Федор Михайлович успел заметить мельком, что раздерганный франт восвояси проплелся поодаль, по той стороне, по самому жару, уставясь перед собой пустыми глазами, лихо вскидывал и опускал толстую трость, по привычке, должно быть, а в ту минуту не помня о ней. Ему было жаль, что логика Гончарова оказалась неотразимой, в ней просчетов, ошибок не находилось, как ни верти, но он, тоже не имевший своих мужиков, не живший в деревне, смелость взял возразить, невольно придвигаясь к нему, с укором заглядывая в лицо:
– Пусть это так, зато вам известен тип нашего верхнего, руководящего слоя, вы его знаете так, как, может быть, нынче не знает никто, с ним-то вы жили, ещё продолжаете жить.

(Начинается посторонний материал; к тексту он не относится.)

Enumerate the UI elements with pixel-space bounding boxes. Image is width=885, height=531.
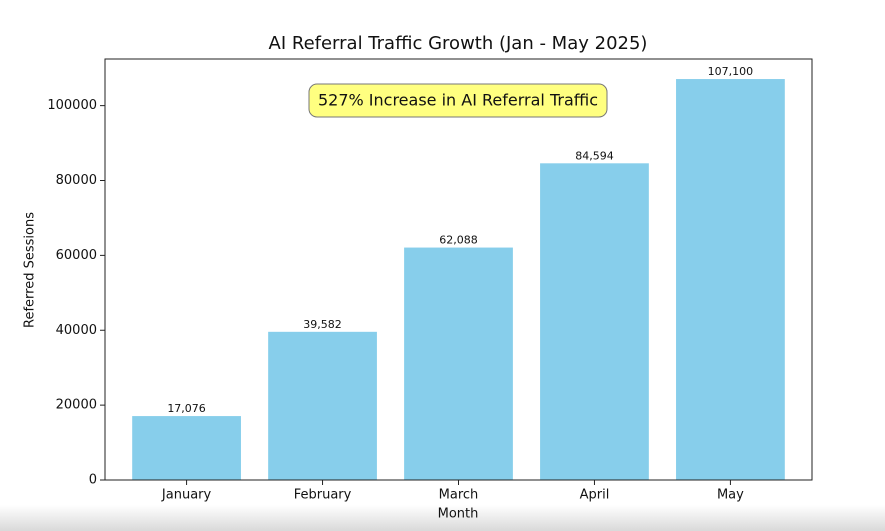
y-axis-label: Referred Sessions [23, 212, 38, 328]
annotation: 527% Increase in AI Referral Traffic [318, 91, 598, 110]
x-tick-label: March [439, 488, 479, 503]
x-axis-label: Month [438, 507, 479, 522]
y-tick-label: 0 [89, 473, 97, 488]
annotation-box [308, 83, 608, 118]
chart-title: AI Referral Traffic Growth (Jan - May 20… [269, 33, 648, 54]
plot-area: 0 20000 40000 60000 80000 100000 January 17,076… [47, 65, 785, 503]
bar [132, 416, 241, 480]
value-label: 84,594 [575, 149, 614, 162]
x-tick-label: April [580, 488, 610, 503]
bar [404, 247, 513, 480]
bar [268, 331, 377, 480]
value-label: 62,088 [439, 234, 478, 247]
x-tick-label: February [294, 488, 352, 503]
plot-frame [104, 58, 813, 481]
y-tick-label: 60000 [56, 248, 97, 263]
x-tick-label: January [161, 488, 212, 503]
bottom-shade [0, 505, 885, 531]
value-label: 17,076 [167, 402, 206, 415]
bar [540, 163, 649, 480]
value-label: 107,100 [708, 65, 754, 78]
y-tick-label: 80000 [56, 173, 97, 188]
y-tick-label: 100000 [47, 98, 97, 113]
y-tick-label: 40000 [56, 323, 97, 338]
x-tick-label: May [717, 488, 744, 503]
bar [676, 79, 785, 481]
value-label: 39,582 [303, 318, 342, 331]
y-tick-label: 20000 [56, 398, 97, 413]
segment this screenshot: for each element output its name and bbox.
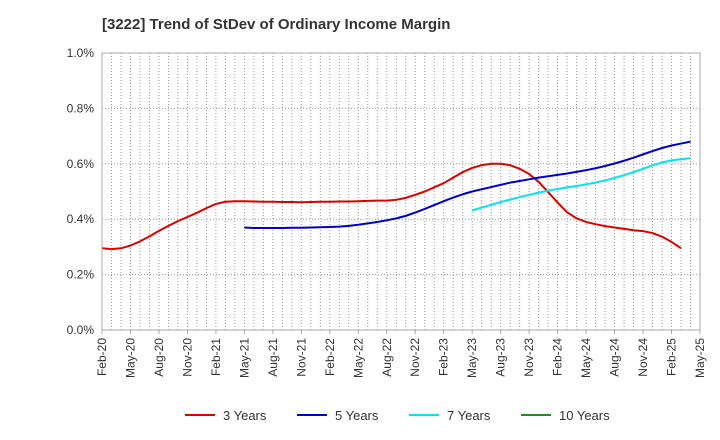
legend: 3 Years 5 Years 7 Years 10 Years	[185, 408, 610, 423]
grid	[102, 53, 700, 330]
series-line-3-years	[101, 162, 682, 251]
x-tick-label: May-24	[579, 338, 593, 378]
x-tick-label: Nov-21	[294, 338, 308, 377]
series-lines	[101, 140, 691, 251]
x-tick-label: Aug-20	[152, 338, 166, 377]
y-tick-label: 0.6%	[67, 157, 95, 171]
x-tick-label: Nov-22	[408, 338, 422, 377]
x-tick-label: Feb-22	[323, 338, 337, 376]
x-tick-label: Aug-24	[608, 338, 622, 377]
x-tick-label: Feb-20	[95, 338, 109, 376]
x-tick-label: Nov-24	[636, 338, 650, 377]
x-axis-ticks: Feb-20 May-20 Aug-20 Nov-20 Feb-21 May-21 Aug-…	[95, 330, 707, 378]
x-tick-label: Feb-21	[209, 338, 223, 376]
legend-label: 10 Years	[559, 408, 610, 423]
series-line-5-years	[244, 140, 691, 230]
series-line-7-years	[471, 157, 691, 212]
chart-title: [3222] Trend of StDev of Ordinary Income…	[102, 16, 450, 33]
y-tick-label: 1.0%	[67, 46, 95, 60]
legend-label: 7 Years	[447, 408, 491, 423]
x-tick-label: May-23	[465, 338, 479, 378]
legend-label: 3 Years	[223, 408, 267, 423]
x-tick-label: May-21	[237, 338, 251, 378]
y-tick-label: 0.2%	[67, 268, 95, 282]
x-tick-label: Aug-22	[380, 338, 394, 377]
x-tick-label: May-22	[351, 338, 365, 378]
plot-border	[101, 52, 701, 331]
x-tick-label: May-25	[693, 338, 707, 378]
x-tick-label: Feb-23	[437, 338, 451, 376]
x-tick-label: May-20	[123, 338, 137, 378]
x-tick-label: Nov-23	[522, 338, 536, 377]
y-tick-label: 0.8%	[67, 101, 95, 115]
y-axis-ticks: 0.0% 0.2% 0.4% 0.6% 0.8% 1.0%	[67, 46, 95, 337]
x-tick-label: Aug-21	[266, 338, 280, 377]
x-tick-label: Aug-23	[494, 338, 508, 377]
x-tick-label: Feb-24	[551, 338, 565, 376]
legend-label: 5 Years	[335, 408, 379, 423]
x-tick-label: Feb-25	[665, 338, 679, 376]
x-tick-label: Nov-20	[180, 338, 194, 377]
y-tick-label: 0.4%	[67, 212, 95, 226]
y-tick-label: 0.0%	[67, 323, 95, 337]
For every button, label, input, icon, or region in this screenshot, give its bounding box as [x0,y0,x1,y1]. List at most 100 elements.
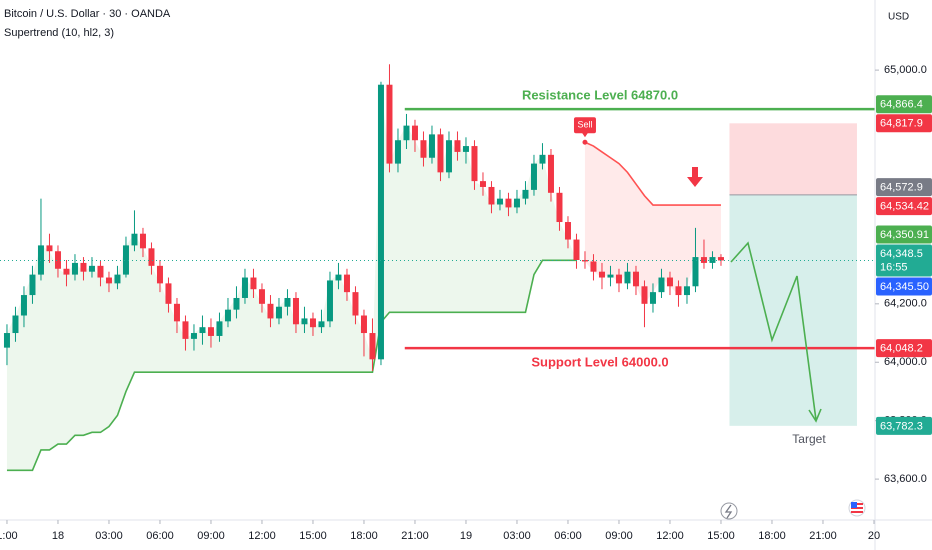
x-tick-label: 06:00 [146,530,174,542]
candle-body [360,315,367,334]
signal-box [573,117,596,134]
candle-body [675,286,682,296]
replay-icon-bolt [724,504,733,519]
candle-body [445,140,452,173]
x-tick-label: 03:00 [503,530,531,542]
x-tick-label: 09:00 [197,530,225,542]
y-tick-label: 63,600.0 [884,473,927,485]
signal-dot [582,139,588,145]
x-tick-label: 03:00 [95,530,123,542]
candle-body [564,222,571,240]
candle-body [598,271,605,278]
y-tick-label: 64,200.0 [884,298,927,310]
position-layer [729,123,857,426]
candle-body [190,333,197,339]
candle-body [437,134,444,173]
candle-body [649,292,656,304]
supertrend-fill [584,142,721,304]
price-tag [876,277,932,296]
price-tag-label: 64,350.91 [880,229,929,241]
flag-canton [851,502,857,508]
x-tick-label: 12:00 [656,530,684,542]
candle-body [46,245,53,252]
candle-body [343,274,350,293]
candle-body [607,274,614,278]
candle-body [641,286,648,304]
candle-body [369,333,376,360]
candle-body [165,283,172,304]
candle-body [479,181,486,187]
supertrend-line [6,259,577,472]
candle-body [156,265,163,284]
candle-body [148,248,155,266]
x-tick-label: 15:00 [707,530,735,542]
signal-label: Sell [577,120,592,130]
candle-body [624,271,631,284]
flag-icon[interactable] [848,499,866,517]
candle-body [386,84,393,164]
price-tag-label: 64,048.2 [880,343,923,355]
candle-body [666,277,673,287]
candle-body [122,245,129,275]
candle-body [318,321,325,328]
candle-body [80,262,87,272]
candle-body [411,125,418,141]
candle-body [496,198,503,205]
candle-body [105,277,112,284]
candle-body [335,274,342,281]
y-tick-label: 64,000.0 [884,356,927,368]
x-tick-label: 15:00 [299,530,327,542]
candle-body [63,268,70,275]
flag-stripe [851,511,863,513]
candle-body [573,239,580,260]
price-tag-label: 64,866.4 [880,99,923,111]
price-tag [876,114,932,133]
x-tick-label: 19 [460,530,472,542]
candle-body [131,233,138,246]
candle-body [173,303,180,322]
candle-body [462,146,469,152]
x-tick-label: 1:00 [0,530,18,542]
x-tick-label: 09:00 [605,530,633,542]
x-tick-label: 21:00 [401,530,429,542]
candle-body [590,261,597,272]
signal-pointer [581,132,588,138]
price-tag [876,197,932,216]
target-label: Target [792,432,826,446]
candle-body [454,140,461,152]
x-tick-label: 18:00 [758,530,786,542]
candle-body [692,257,699,287]
candle-body [250,277,257,290]
candle-body [199,327,206,334]
candle-body [530,163,537,190]
candle-body [97,265,104,278]
replay-icon-circle [720,502,738,520]
candle-body [513,198,520,208]
level-label: Resistance Level 64870.0 [522,88,678,103]
candle-body [683,286,690,296]
candle-body [301,318,308,325]
candle-body [539,154,546,164]
tag-layer: 64,866.4 64,817.9 64,572.9 64,534.42 64,350.… [876,95,932,435]
price-tag [876,416,932,435]
level-label: Support Level 64000.0 [531,355,668,370]
candle-body [403,125,410,141]
candle-body [505,198,512,208]
chart-title: Bitcoin / U.S. Dollar · 30 · OANDA [4,8,171,20]
fill-layer [6,84,721,471]
candle-body [114,274,121,284]
replay-icon[interactable] [720,502,738,520]
x-tick-label: 18:00 [350,530,378,542]
projection-arrowhead [808,408,822,423]
x-tick-label: 12:00 [248,530,276,542]
candle-body [309,318,316,328]
currency-label: USD [888,12,909,23]
candle-body [207,327,214,336]
supertrend-fill [6,84,577,471]
candle-body [522,189,529,199]
x-tick-label: 20 [868,530,880,542]
x-tick-label: 21:00 [809,530,837,542]
candle-body [12,315,19,334]
main-layer: Target Resistance Level 64870.0 Support Le… [0,64,875,472]
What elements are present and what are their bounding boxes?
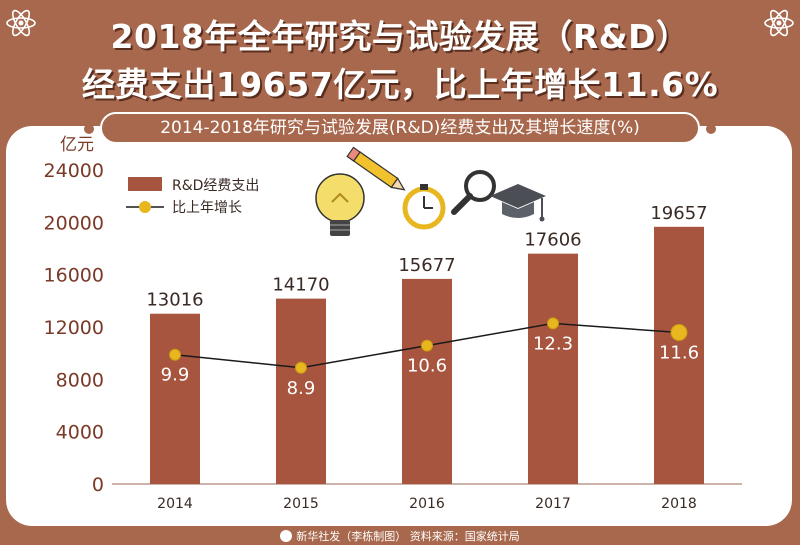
source-footer: 新华社发（李栋制图） 资料来源：国家统计局 (0, 528, 800, 545)
y-axis-unit: 亿元 (60, 135, 94, 155)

В этом прогнившем слое со всех концов ложь…
Не шевелясь, не меняясь в лице, Иван Александрович вяло напомнил:
– И всегда была ложь, и всегда будет ложь, как будут лень, безделье, нетрезвое понимание жизни. Таков удел общества, это общие всем недостатки, наше общее человеческое, если хотите. И всегда будет борьба с этой ложью, с этой ленью, с этой нетрезвостью мысли. Борьба с ними – это ведь тоже удел.
Он смешался, потерял свою нить:
– Всегда? Может быть, не всегда! Вы мысль мою перебили…
Иван Александрович сделал тростью круг на песке и неторопливо ему подсказал:
– Вы утверждали, что в этом прогнившем слое со всех сторон ложь.
Он подхватил, благодарно взглянув на него:
– Да, да! Сам собой этот слой держаться не может. Он пытается, чтобы держаться, повести народ в свою ложь, но народ оказался самостоятельным и, главное, начинать понимать эту ложь нашего верхнего слоя. Как же вам можно молчать?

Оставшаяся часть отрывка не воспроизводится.